いくつかの研磨した石129
京都府相楽郡和束町撰原の紅柱石ホルンフェルスを一面研磨してみました.2005年頃に近くの園鉱山へ行ったときに帰りに寄ろうと思いましたが,どういう訳かその時は寄らず帰ってしまいました.その後にほかの標本店で岩石標本として購入しました.この付近は領家帯の花崗岩が分布していて,周りの堆積岩が広く熱変成を受けていていろいろな変成鉱物がみられました.購入後に裏面を磨れるような感じでやや平坦になっていたため,この裏面を一面研磨しました.

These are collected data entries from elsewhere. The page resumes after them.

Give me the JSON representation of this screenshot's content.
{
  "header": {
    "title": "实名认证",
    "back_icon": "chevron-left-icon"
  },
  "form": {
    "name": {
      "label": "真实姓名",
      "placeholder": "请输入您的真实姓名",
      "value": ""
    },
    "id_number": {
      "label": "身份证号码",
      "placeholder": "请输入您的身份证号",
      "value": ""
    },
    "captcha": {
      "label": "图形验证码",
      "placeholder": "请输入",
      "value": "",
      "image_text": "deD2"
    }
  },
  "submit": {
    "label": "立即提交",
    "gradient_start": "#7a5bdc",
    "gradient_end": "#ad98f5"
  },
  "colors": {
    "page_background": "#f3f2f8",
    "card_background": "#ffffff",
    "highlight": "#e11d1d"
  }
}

(研磨)ホルンフェルスなので硬いことを前提に磨り始めました.中途半端に風化しているためか思ったよりも簡単に削れてくれました.紅柱石の入っているところが予想通りやや硬いため,この部分だけが浮き上がるように凸部になってしまう.挟まっている結晶が柱状で不規則ではないためこの部分だけを荒砥で先行して磨って,周囲との高さを調整しました.仕上げは愛宕砥でしましたが,うまく光沢が出てくれず,砥石を替えてしましたが,うまくいきません.そこで中途半端に風化しているホルンフェルスで磨ったところ,及第点くらいの光沢が出てくれました.
(以下,顕微鏡下での観察です.)
淡紅色柱状が紅柱石です.
菫青石が変質したものなのか,白色の粘土鉱物と,帯黄真鍮色金属光沢の黄鉄鉱が共存しています.黄鉄鉱はここ以外にも母岩の割れ目に広く鉱染していて,紅柱石の結晶の内部にも入っていました.
紅柱石の断面です.中央に白く光って見えるのは前述の黄鉄鉱です.写真では観察しづらいですが,小さいながらも立方体の結晶をしています.
柱面に直角に磨れてくれた紅柱石です.一般的に店頭販売にもみられる紅柱石と同様のものです.